LÄK-RLP also identified 30 published articles that describe research that did not fall under the
jurisdiction of the German Medicinal Act but physicians performing such human research must
conform to the Code of Deontology, which includes a requirement for IRB review. Some articles
describing epidemiological studies with non-identifiable data did not require IRB review. For six
articles LÄK-RLP was able to document IRB approval. For the remaining articles LÄK-RLP has
not been able to document IRB approval.
LÄK-RLP has again contacted and asked the authors of published articles for which LÄK-RLP
cannot document IRB approval to provide evidence of such approval. LÄK-RLP is presently
awaiting documentation of IRB approval from the first/corresponding author of every questioned
article before making a final determination. LÄK-RLP will notify the respective journals of
articles describing clinical research for which there is no evidence of IRB approval.
Few comments:
1) it is odd indeed that co-authors on the initially published study claim to have not been 'involved' in the fabrication of relevant data. Well, does it mean, they did know about the fabcritation, but didn't technically contribute to the falsification? Or does it mean that he or she was co-author on a paper of which they had no idea how the basic data had come about? Or does it mean that because the good Prof Boldt forged their signature under the copyright release form, they had no idea they were even listed as co-authors? The latter is not very plausible a claim, because every researcher checks on google scholar or PubMed every now and then how their publications are doing by way of citations etc. Surely, a paper one is unaware to have contributed to would have popped out like a sore thumb then. Is it possible, in other words, that these folks really were unaware of their publication with Joachim Boldt. It is possible. Is it very likely? Not really. 

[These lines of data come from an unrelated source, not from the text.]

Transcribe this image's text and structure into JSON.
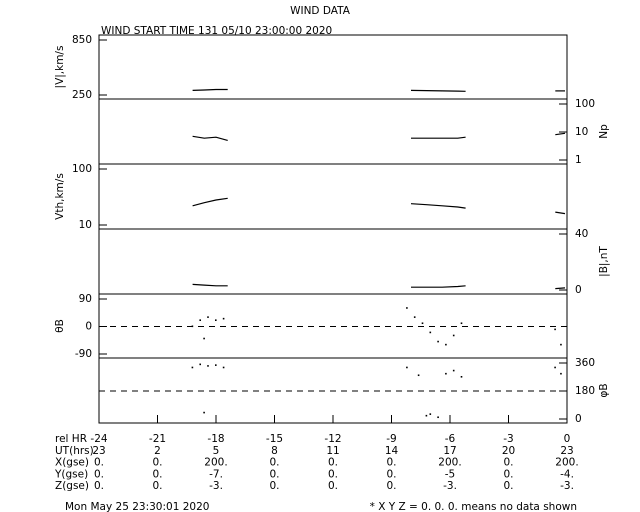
{
  "title": "WIND DATA",
  "subtitle": "WIND START TIME 131 05/10 23:00:00 2020",
  "x_axis": {
    "label": "rel HR",
    "xlim": [
      -24,
      0
    ],
    "xticks": [
      -24,
      -21,
      -18,
      -15,
      -12,
      -9,
      -6,
      -3,
      0
    ]
  },
  "orbit_table": {
    "rows": [
      {
        "label": "UT(hrs)",
        "cells": [
          "23",
          "2",
          "5",
          "8",
          "11",
          "14",
          "17",
          "20",
          "23"
        ]
      },
      {
        "label": "X(gse)",
        "cells": [
          "0.",
          "0.",
          "200.",
          "0.",
          "0.",
          "0.",
          "200.",
          "0.",
          "200."
        ]
      },
      {
        "label": "Y(gse)",
        "cells": [
          "0.",
          "0.",
          "-7.",
          "0.",
          "0.",
          "0.",
          "-5",
          "0.",
          "-4."
        ]
      },
      {
        "label": "Z(gse)",
        "cells": [
          "0.",
          "0.",
          "-3.",
          "0.",
          "0.",
          "0.",
          "-3.",
          "0.",
          "-3."
        ]
      }
    ]
  },
  "footer": {
    "date": "Mon May 25 23:30:01 2020",
    "note": "* X Y Z = 0. 0. 0. means no data shown"
  },
  "chart_data": [
    {
      "type": "line",
      "ylabel": "|V|,km/s",
      "axis_side": "left",
      "log": false,
      "ylim": [
        250,
        850
      ],
      "yticks": [
        250,
        850
      ],
      "color": "#000000",
      "x": [
        -19.2,
        -18.6,
        -18.0,
        -17.4,
        -12,
        -8.0,
        -7.2,
        -6.4,
        -5.6,
        -5.2,
        -2,
        -0.6,
        -0.1
      ],
      "values": [
        300,
        305,
        310,
        310,
        null,
        300,
        298,
        295,
        293,
        290,
        null,
        295,
        295
      ]
    },
    {
      "type": "line",
      "ylabel": "Np",
      "axis_side": "right",
      "log": true,
      "ylim": [
        1,
        100
      ],
      "yticks": [
        1,
        10,
        100
      ],
      "color": "#000000",
      "x": [
        -19.2,
        -18.6,
        -18.0,
        -17.4,
        -12,
        -8.0,
        -7.2,
        -6.4,
        -5.6,
        -5.2,
        -2,
        -0.6,
        -0.1
      ],
      "values": [
        7,
        6,
        6.5,
        5,
        null,
        6,
        6,
        6,
        6,
        6.5,
        null,
        8,
        9
      ]
    },
    {
      "type": "line",
      "ylabel": "Vth,km/s",
      "axis_side": "left",
      "log": true,
      "ylim": [
        10,
        100
      ],
      "yticks": [
        10,
        100
      ],
      "color": "#000000",
      "x": [
        -19.2,
        -18.6,
        -18.0,
        -17.4,
        -12,
        -8.0,
        -7.2,
        -6.4,
        -5.6,
        -5.2,
        -2,
        -0.6,
        -0.1
      ],
      "values": [
        22,
        25,
        28,
        30,
        null,
        24,
        23,
        22,
        21,
        20,
        null,
        17,
        16
      ]
    },
    {
      "type": "line",
      "ylabel": "|B|,nT",
      "axis_side": "right",
      "log": false,
      "ylim": [
        0,
        40
      ],
      "yticks": [
        0,
        40
      ],
      "color": "#000000",
      "x": [
        -19.2,
        -18.6,
        -18.0,
        -17.4,
        -12,
        -8.0,
        -7.2,
        -6.4,
        -5.6,
        -5.2,
        -2,
        -0.6,
        -0.1
      ],
      "values": [
        4,
        3.5,
        3,
        3,
        null,
        2,
        2,
        2,
        2.5,
        3,
        null,
        1,
        1.5
      ]
    },
    {
      "type": "scatter",
      "ylabel": "θB",
      "axis_side": "left",
      "log": false,
      "ylim": [
        -90,
        90
      ],
      "yticks": [
        -90,
        0,
        90
      ],
      "reference_line": 0,
      "color": "#000000",
      "x": [
        -19.2,
        -18.8,
        -18.4,
        -18.0,
        -17.6,
        -18.6,
        -8.2,
        -7.8,
        -7.4,
        -7.0,
        -6.6,
        -6.2,
        -5.8,
        -5.4,
        -0.6,
        -0.3
      ],
      "values": [
        0,
        20,
        30,
        20,
        25,
        -40,
        60,
        30,
        10,
        -20,
        -50,
        -60,
        -30,
        10,
        -10,
        -60
      ]
    },
    {
      "type": "scatter",
      "ylabel": "φB",
      "axis_side": "right",
      "log": false,
      "ylim": [
        0,
        360
      ],
      "yticks": [
        0,
        180,
        360
      ],
      "reference_line": 180,
      "color": "#000000",
      "x": [
        -19.2,
        -18.8,
        -18.4,
        -18.0,
        -17.6,
        -18.6,
        -8.2,
        -7.6,
        -7.2,
        -7.0,
        -6.6,
        -6.2,
        -5.8,
        -5.4,
        -0.6,
        -0.3
      ],
      "values": [
        330,
        350,
        340,
        345,
        330,
        40,
        330,
        280,
        20,
        30,
        10,
        290,
        310,
        270,
        330,
        290
      ]
    }
  ]
}
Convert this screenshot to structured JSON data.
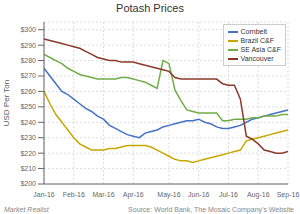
{
  "chart_data": {
    "type": "line",
    "title": "Potash Prices",
    "y_label": "USD Per Ton",
    "annotations": [
      "Market Realist",
      "Source: World Bank, The Mosaic Company's Website"
    ],
    "categories": [
      "Jan-16",
      null,
      null,
      null,
      null,
      "Feb-16",
      null,
      null,
      null,
      null,
      "Mar-16",
      null,
      null,
      null,
      null,
      "Apr-16",
      null,
      null,
      null,
      null,
      null,
      "May-16",
      null,
      null,
      null,
      null,
      "Jun-16",
      null,
      null,
      null,
      null,
      "Jul-16",
      null,
      null,
      null,
      null,
      "Aug-16",
      null,
      null,
      null,
      null,
      "Sep-16"
    ],
    "series": [
      {
        "name": "Cornbelt",
        "color": "#4472c4",
        "values": [
          275,
          270,
          265,
          260,
          258,
          255,
          252,
          249,
          247,
          244,
          242,
          238,
          236,
          234,
          232,
          231,
          230,
          233,
          234,
          235,
          237,
          238,
          239,
          240,
          241,
          241,
          242,
          240,
          239,
          237,
          236,
          236,
          237,
          238,
          240,
          242,
          243,
          244,
          245,
          246,
          247,
          248
        ]
      },
      {
        "name": "Brazil C&F",
        "color": "#c8a800",
        "values": [
          260,
          252,
          245,
          240,
          235,
          230,
          226,
          224,
          222,
          222,
          222,
          223,
          223,
          224,
          225,
          225,
          225,
          225,
          224,
          222,
          220,
          218,
          216,
          215,
          215,
          214,
          215,
          216,
          217,
          218,
          219,
          220,
          221,
          222,
          228,
          229,
          230,
          231,
          232,
          233,
          234,
          235
        ]
      },
      {
        "name": "SE Asia C&F",
        "color": "#70ad47",
        "values": [
          284,
          282,
          280,
          278,
          275,
          273,
          271,
          270,
          269,
          268,
          268,
          268,
          268,
          269,
          269,
          268,
          267,
          266,
          264,
          262,
          280,
          278,
          261,
          254,
          248,
          247,
          246,
          246,
          246,
          246,
          241,
          241,
          242,
          242,
          242,
          243,
          243,
          244,
          244,
          244,
          245,
          245
        ]
      },
      {
        "name": "Vancouver",
        "color": "#8b3a2a",
        "values": [
          294,
          293,
          292,
          291,
          290,
          289,
          288,
          286,
          284,
          282,
          281,
          280,
          280,
          279,
          279,
          279,
          278,
          277,
          276,
          275,
          274,
          273,
          269,
          268,
          268,
          268,
          268,
          268,
          268,
          268,
          265,
          264,
          264,
          255,
          231,
          229,
          226,
          222,
          221,
          220,
          220,
          221
        ]
      }
    ],
    "ylim": [
      200,
      305
    ],
    "yticks": [
      {
        "value": 200,
        "label": "$200"
      },
      {
        "value": 210,
        "label": "$210"
      },
      {
        "value": 220,
        "label": "$220"
      },
      {
        "value": 230,
        "label": "$230"
      },
      {
        "value": 240,
        "label": "$240"
      },
      {
        "value": 250,
        "label": "$250"
      },
      {
        "value": 260,
        "label": "$260"
      },
      {
        "value": 270,
        "label": "$270"
      },
      {
        "value": 280,
        "label": "$280"
      },
      {
        "value": 290,
        "label": "$290"
      },
      {
        "value": 300,
        "label": "$300"
      }
    ],
    "grid": true,
    "legend": "upper right"
  }
}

2) While this case is pretty terrible, it's a bit unclear what consequences should be drawn, procedurally, by journal editors or oversight bodies. Realistically journal editors are unable to investigate such fraud. How should we check whether or not eg a co-author signature is real or fraudulent? Similarly for the ethics committee (in the USA IRB) approval documentation. Some journals ask simply for confirmation from the principal author that ethics approval was given. If an author then lies, there is little we can do. Some journals ask for the approval letter from the IRB, but truth be told, anyone with even a rudimentary understanding of Photoshop and the necessary criminal energy, could forge such documents. And, as Boldt's case demonstrates, these sorts of folks are not exactly lacking criminal energy. This is not an easy one then to solve, because with the necessary infrastructure and resource deployment most such frauds could be caught, but realistically most publishers of academic journals are in it for the profits, and this would deplete such profits in a quite significant way. What should we do? We could unload the task to the employers of researchers. They could be required to keep tabs on their researchers' publications and cross-check them against their ethics approvals. If the necessary penalties were on the book for institutions failing to monitor their staff conduct sufficiently, I suspect we might be able to reduce unethical research. However, would this, or any other solution, completely eliminate academic misconduct of the type described? No chance.